World Series of Poker
- Bracelet(s): None
- Final table(s): 4
- Money finish(es): 18
- Highest ITM Main Event finish: 295th, 2007

World Poker Tour
- Title(s): None
- Final table(s): 3
- Money finish(es): 13

European Poker Tour
- Title(s): 7
- Final table(s): 54
- Money finish(es): 92

= Steve O'Dwyer =

Irish poker player (born 1982)

Stephen O'Dwyer (born April 6, 1982) is an Irish-American professional poker player known for his accomplishments on the European Poker Tour, World Poker Tour, and high roller poker tournaments.

==Early life==
O'Dwyer was born in 1982 in Colorado Springs, Colorado. He started playing poker after he saw Chris Moneymaker win the 2003 World Series of Poker. He graduated from East Carolina University in Greenville, North Carolina and worked in broadcasting.

==Poker career==
O'Dwyer became hooked on poker after wandering into Thursday night $5 home games on campus.

He started playing online poker grinding freeroll tournaments and micro stakes in 2004, especially on Full Tilt.

O'Dwyer attended his first WSOP in 2007, cashing four times for $70,000.

In 2013, O'Dwyer won EPT Monte Carlo for $1,604,972.

O'Dwyer won the 2015 PokerStars Caribbean Adventure Super High Roller for $1,872,580 months after winning the 2014 Asia Championship of Poker Super High Roller for $1,811,828, his biggest score to date.

In January 2018, O'Dwyer won the PCA $50,000 High Roller for $769,500.

In May 2020, he won the SCOOP High Roller for $521,598.

As of June 2025, O'Dwyer's total live tournament winnings exceeded $46,700,000, over the course of 18 years, cashing in 273 different events.
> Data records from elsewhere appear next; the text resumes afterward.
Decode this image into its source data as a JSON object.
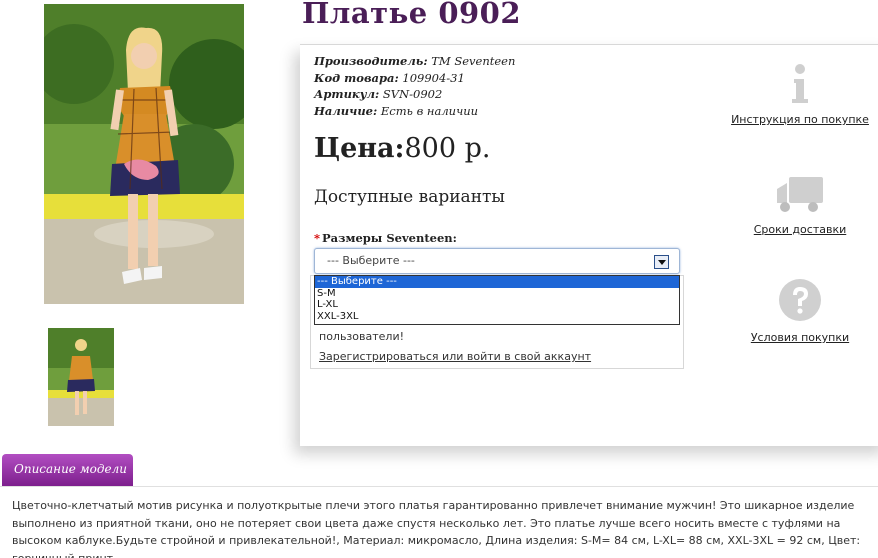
{
  "product": {
    "title": "Платье 0902",
    "attributes": [
      {
        "label": "Производитель:",
        "value": "TM Seventeen"
      },
      {
        "label": "Код товара:",
        "value": "109904-31"
      },
      {
        "label": "Артикул:",
        "value": "SVN-0902"
      },
      {
        "label": "Наличие:",
        "value": "Есть в наличии"
      }
    ],
    "price_label": "Цена:",
    "price_value": "800 р."
  },
  "variants": {
    "title": "Доступные варианты",
    "size_label": "Размеры Seventeen:",
    "required_mark": "*",
    "select_value": "--- Выберите ---",
    "options": [
      "--- Выберите ---",
      "S-M",
      "L-XL",
      "XXL-3XL"
    ],
    "selected_index": 0
  },
  "notice": {
    "text": "пользователи!",
    "login_link": "Зарегистрироваться или войти в свой аккаунт"
  },
  "side_links": {
    "instruction": "Инструкция по покупке",
    "delivery": "Сроки доставки",
    "terms": "Условия покупки"
  },
  "description": {
    "tab_label": "Описание модели",
    "text": "Цветочно-клетчатый мотив рисунка и полуоткрытые плечи этого платья гарантированно привлечет внимание мужчин! Это шикарное изделие выполнено из приятной ткани, оно не потеряет свои цвета даже спустя несколько лет. Это платье лучше всего носить вместе с туфлями на высоком каблуке.Будьте стройной и привлекательной!, Материал: микромасло, Длина изделия: S-M= 84 см, L-XL= 88 см, XXL-3XL = 92 см, Цвет: горчичный принт"
  },
  "icons": {
    "instruction": "info-icon",
    "delivery": "truck-icon",
    "terms": "question-icon",
    "photo": "dress-photo",
    "thumbnail": "dress-thumbnail"
  },
  "colors": {
    "title": "#4a1e57",
    "tab": "#9a35aa",
    "selected_option": "#1e66d6"
  }
}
O’Dwyer plays online under the screen name “Mr. Tim Caum” on PokerStars and “eet_smakelijk” on partypoker.

==Personal life==
O'Dwyer was particularly affected by Black Friday and the shutdown of Full Tilt, to the point that he slept on Scott Seiver's floor during the 2011 World Series of Poker and borrowed money for food.

Steve O'Dwyer resides in Ireland. He is friends with pro poker players Isaac Haxton and Seiver.